1) Some changes affect your training and workouts, and
2) There are “lifestyle changes.” Keep in mind that 80-90 percent of the day we work, sleep, eat, sit, etc. How we handle this “other 80-90” percent of our life will have a significant effect on training and racing.
First, let’s look at changes to training as we get closer to A races. Workouts are now specifically set up toward dialing in and getting comfortable at target race paces. Long workout distances are getting close to race-day distance.
Here are some of my favorite intensity workouts to get ready for long-distance triathlon races:
4 rounds of 8–10×100, with decreasing rest each round, all at race pace
10×400 at target race pace
4–6×20 minutes at slightly above target race effort (hold 10–15 watts higher if you train with power)
3×40 minutes at target race pace with five-ten minutes rest in between
controlled tempo runs at or slightly faster than triathlon race pace of 5–10 miles
wmile repeats: 8–10×1-mile with short rest (45–60 seconds) at sub race pace
The idea here is to do the long distance workouts (often on weekends), combined with a mix of longer intervals or tempo sessions at target race efforts, and slightly shorter intervals at efforts above race effort.
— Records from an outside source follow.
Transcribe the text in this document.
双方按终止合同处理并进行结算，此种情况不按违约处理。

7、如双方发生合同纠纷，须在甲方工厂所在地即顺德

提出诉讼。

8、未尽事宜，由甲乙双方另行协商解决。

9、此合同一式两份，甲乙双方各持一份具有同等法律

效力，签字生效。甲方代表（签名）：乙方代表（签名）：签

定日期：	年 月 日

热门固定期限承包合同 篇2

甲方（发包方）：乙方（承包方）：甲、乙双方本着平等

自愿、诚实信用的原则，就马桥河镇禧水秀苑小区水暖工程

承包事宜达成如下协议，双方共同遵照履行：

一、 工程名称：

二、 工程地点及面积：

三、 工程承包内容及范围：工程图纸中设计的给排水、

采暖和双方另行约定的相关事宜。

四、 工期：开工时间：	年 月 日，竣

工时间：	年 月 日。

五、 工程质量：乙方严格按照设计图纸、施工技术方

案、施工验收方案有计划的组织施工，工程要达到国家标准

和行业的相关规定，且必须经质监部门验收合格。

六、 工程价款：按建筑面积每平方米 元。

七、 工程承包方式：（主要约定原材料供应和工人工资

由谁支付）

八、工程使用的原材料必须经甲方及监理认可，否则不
The combination of these types of workouts over the last eight-to-12 weeks before the A race helps to feel comfortable at race pace on race day.
The second area of focus is changes outside of your training that will help improve your race performance. Most of these are good to keep in mind all throughout the year, but it makes sense to pay extra attention and be more disciplined as the important race approaches.
Hydration: Always, always, always make sure you are hydrated. It will improve your workouts, help you recover faster, and often take care of other issues (like headaches). As the heat comes back to Austin in the spring, this is extra important.
Cut out any junk food and stay away from too many sweets and sugar.
Get to (and stay at) your race weight. Less is not always better. For example, I found that my cycling and overall race performance is negatively affected if my weight drops below a certain amount. So, as the hardest training weeks kick in, maintaining the right body weight is important to stay healthy and strong.
Pay attention to timing of meals.
For triathletes, a lot of days have two, sometimes even three, workouts. Refueling and rehydrating within 30 minutes after a workout will significantly help with recovery and allow our bodies to handle continuous days of multiple workouts.
Finalize race day nutrition.
Especially for events of three hours or longer, what you take in during a race will have a high impact on race performance. During these last eight-to-12 weeks before an A race, it’s time to use exactly the same type and amount of fuel in training to get comfortable with it. Don’t just try this out on longer workouts. It’s important to also use race nutrition during interval work to see if and how your body takes it at high intensities (like on race day).
When the training volume and intensity increase, we put a lot of extra load on our bodies. This often weakens the immune system temporarily. In order to make sure that I stay healthy, I usually take extra supplements (vitamins and minerals) to strengthen my immune system during this time.
Get sleep, and a lot of it.
Sleep is the best recovery. Occasionally, it is better to skip a morning workout to get a few extra hours of sleep. As I get close to an important race, I try to consistently get seven to eight hours of sleep per night. More would be even better, but with a full-time job and a family, this is not feasible. Key during this phase is to cut out the nights with only four or five hours of sleep, which over time have a negative effect on training, and eventually on the race outcome.
Take care of your body.
These final weeks and months before the main race(s) are times when we put the most stress our bodies. Therefore, this is also the time to do extra maintenance work. Scheduling massages or Active Release Therapy (ART) appointments and spending a little bit of extra time every day on stretching will help lower the risk of injuries and improve the quality of workouts and races.